No sábado foi buscar Quico, mas em vez de o levar a passear, a almoçar ao McDonald’s, ou
ao cinema, enfiou-se com ele no gabinete. No domingo foi a mesma história e, como
ultimamente quase não conseguia dormir, na segunda-feira chegou ao banco antes das sete.
Tó telefonou-lhe a meio da semana:
— Então, pá? — resmungou. — Já te deixei montes de mensagens. Se estás chateado comigo,
podias, ao menos, dizer-mo na cara, ou telefonar ou qualquer coisa.
— Estás parvo? — reclamou Zé. — Não te disse nada porque tenho andado cheio de trabalho.
— Ah, bom. E quando é que podes aparecer para tomarmos um café?
Zé parou um instante a pensar. Depois deu-lhe um vaipe e disse:
— Olha, agora mesmo. Vou aí tomar um café contigo.

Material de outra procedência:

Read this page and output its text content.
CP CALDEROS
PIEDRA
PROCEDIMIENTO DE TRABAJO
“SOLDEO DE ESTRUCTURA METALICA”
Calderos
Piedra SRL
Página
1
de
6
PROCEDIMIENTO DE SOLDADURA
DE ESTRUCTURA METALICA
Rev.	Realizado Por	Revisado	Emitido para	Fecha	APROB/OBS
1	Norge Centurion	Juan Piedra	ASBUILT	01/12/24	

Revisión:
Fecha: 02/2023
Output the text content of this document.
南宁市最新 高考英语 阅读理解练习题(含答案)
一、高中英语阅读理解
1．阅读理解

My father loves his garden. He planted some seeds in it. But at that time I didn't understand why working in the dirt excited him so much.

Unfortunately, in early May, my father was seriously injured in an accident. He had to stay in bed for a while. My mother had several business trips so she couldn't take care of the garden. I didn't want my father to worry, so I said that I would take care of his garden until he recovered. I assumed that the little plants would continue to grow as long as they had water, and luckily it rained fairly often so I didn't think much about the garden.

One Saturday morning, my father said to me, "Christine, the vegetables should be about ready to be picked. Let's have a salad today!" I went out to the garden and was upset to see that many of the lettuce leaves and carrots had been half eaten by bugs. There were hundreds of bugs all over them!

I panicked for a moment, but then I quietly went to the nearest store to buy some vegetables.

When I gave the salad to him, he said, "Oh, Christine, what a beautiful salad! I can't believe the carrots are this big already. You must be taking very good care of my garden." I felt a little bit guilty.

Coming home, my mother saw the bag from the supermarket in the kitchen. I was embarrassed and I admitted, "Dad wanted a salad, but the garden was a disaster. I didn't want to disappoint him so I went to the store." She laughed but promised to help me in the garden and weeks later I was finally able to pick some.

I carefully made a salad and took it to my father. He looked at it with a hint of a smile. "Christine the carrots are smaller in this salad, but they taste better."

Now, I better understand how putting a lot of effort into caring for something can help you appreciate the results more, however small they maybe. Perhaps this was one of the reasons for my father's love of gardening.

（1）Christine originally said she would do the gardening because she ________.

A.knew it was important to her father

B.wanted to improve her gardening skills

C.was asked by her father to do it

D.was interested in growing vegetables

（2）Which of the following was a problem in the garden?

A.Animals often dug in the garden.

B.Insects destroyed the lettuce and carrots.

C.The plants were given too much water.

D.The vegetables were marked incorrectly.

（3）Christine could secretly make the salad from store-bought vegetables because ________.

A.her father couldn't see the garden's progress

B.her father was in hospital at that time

E saiu sem dizer nada a ninguém. Passou por Lisete sem reparar nela e deixou algumas
pessoas penduradas à espera de uma reunião, que nem se deu ao trabalho de desmarcar. Para
dizer a verdade, nem se lembrou.
Encontraram-se no café do senhor Abílio, perto do escritório de Tó, e sentaram-se na
esplanada, ao lado um do outro, depois de limparem como puderam a água de uma chuva
recente, que molhara as cadeiras e as mesas.
— Dois cafezinhos, senhor Abílio — pediu Tó.
— Vão já sair.
— E uma imperial — acrescentou Zé.
— Duas — corrigiu Tó.
— Olhe — disse Zé —, esqueça os cafés e traga só as imperiais.

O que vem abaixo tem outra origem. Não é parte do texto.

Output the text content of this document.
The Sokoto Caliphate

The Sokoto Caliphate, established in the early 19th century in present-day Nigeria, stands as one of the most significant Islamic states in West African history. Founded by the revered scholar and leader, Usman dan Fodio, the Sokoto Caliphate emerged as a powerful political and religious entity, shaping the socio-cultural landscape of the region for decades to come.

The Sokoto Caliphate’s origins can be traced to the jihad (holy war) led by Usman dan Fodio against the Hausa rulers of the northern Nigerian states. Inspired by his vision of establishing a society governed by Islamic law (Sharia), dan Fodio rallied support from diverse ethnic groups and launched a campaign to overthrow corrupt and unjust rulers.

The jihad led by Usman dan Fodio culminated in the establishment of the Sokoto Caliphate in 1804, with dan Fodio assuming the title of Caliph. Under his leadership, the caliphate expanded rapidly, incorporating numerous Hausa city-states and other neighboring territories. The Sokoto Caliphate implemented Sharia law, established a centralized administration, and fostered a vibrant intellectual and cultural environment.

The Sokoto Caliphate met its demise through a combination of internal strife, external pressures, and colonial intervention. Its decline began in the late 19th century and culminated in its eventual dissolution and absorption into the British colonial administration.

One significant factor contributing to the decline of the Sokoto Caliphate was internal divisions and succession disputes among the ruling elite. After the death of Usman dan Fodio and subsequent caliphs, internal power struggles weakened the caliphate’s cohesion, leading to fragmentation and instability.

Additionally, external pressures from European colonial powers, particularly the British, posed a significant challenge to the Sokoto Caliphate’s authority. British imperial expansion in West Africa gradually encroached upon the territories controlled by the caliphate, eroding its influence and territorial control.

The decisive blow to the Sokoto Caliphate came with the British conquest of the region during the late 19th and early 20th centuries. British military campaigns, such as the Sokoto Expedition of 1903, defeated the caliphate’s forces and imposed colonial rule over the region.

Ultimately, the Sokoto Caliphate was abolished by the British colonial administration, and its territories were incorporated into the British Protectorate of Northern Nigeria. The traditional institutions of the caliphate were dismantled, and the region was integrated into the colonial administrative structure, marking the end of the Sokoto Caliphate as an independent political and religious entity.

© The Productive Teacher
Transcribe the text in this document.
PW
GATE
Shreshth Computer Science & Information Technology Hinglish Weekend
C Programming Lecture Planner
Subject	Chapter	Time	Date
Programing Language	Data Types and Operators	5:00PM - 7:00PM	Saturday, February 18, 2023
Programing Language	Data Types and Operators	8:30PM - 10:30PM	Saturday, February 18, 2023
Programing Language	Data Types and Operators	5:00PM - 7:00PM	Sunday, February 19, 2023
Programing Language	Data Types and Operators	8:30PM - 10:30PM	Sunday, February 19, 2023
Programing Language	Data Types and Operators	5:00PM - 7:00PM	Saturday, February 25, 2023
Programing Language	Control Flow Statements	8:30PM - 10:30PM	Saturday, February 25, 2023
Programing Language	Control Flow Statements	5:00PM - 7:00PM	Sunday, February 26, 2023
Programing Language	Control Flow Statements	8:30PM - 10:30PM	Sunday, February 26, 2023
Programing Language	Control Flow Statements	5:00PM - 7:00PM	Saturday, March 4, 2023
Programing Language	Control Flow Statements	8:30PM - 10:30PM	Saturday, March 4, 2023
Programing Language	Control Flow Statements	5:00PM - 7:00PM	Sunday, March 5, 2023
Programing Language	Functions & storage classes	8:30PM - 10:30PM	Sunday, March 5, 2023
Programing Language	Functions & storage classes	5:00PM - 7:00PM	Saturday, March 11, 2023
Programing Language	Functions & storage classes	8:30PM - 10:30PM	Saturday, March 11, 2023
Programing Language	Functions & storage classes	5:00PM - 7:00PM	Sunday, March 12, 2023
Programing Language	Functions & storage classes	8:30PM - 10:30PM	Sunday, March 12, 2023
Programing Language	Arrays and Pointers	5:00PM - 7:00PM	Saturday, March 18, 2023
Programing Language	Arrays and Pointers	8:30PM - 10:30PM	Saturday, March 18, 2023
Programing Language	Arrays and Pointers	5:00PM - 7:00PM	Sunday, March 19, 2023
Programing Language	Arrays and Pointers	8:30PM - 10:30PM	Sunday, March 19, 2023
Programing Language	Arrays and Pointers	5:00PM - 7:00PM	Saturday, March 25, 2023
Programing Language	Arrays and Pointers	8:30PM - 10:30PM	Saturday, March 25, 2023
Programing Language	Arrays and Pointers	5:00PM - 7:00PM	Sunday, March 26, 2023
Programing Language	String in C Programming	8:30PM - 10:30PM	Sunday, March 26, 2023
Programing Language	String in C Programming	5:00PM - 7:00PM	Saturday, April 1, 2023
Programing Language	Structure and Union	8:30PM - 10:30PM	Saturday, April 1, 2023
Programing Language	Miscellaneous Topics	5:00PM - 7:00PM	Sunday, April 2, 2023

— E tremoços, já agora — acrescentou Tó.
— É para ontem — disse o senhor Abílio.
Zé deixou-se escorregar pela cadeira, confortavelmente. Tó sentou-se direito, com os
cotovelos apoiados na mesa. Parecia um pouco rígido, se bem que Zé nem tivesse dado por
isso. Ele próprio andava aluado de mais para dar conta dos pormenores.
— Há muito tempo que não me sentava calmamente a beber uma imperial — comentou Zé.
— Muito trabalho?
— Nem imaginas.
— Imagino, imagino, que eu também não tenho tido tempo para me coçar.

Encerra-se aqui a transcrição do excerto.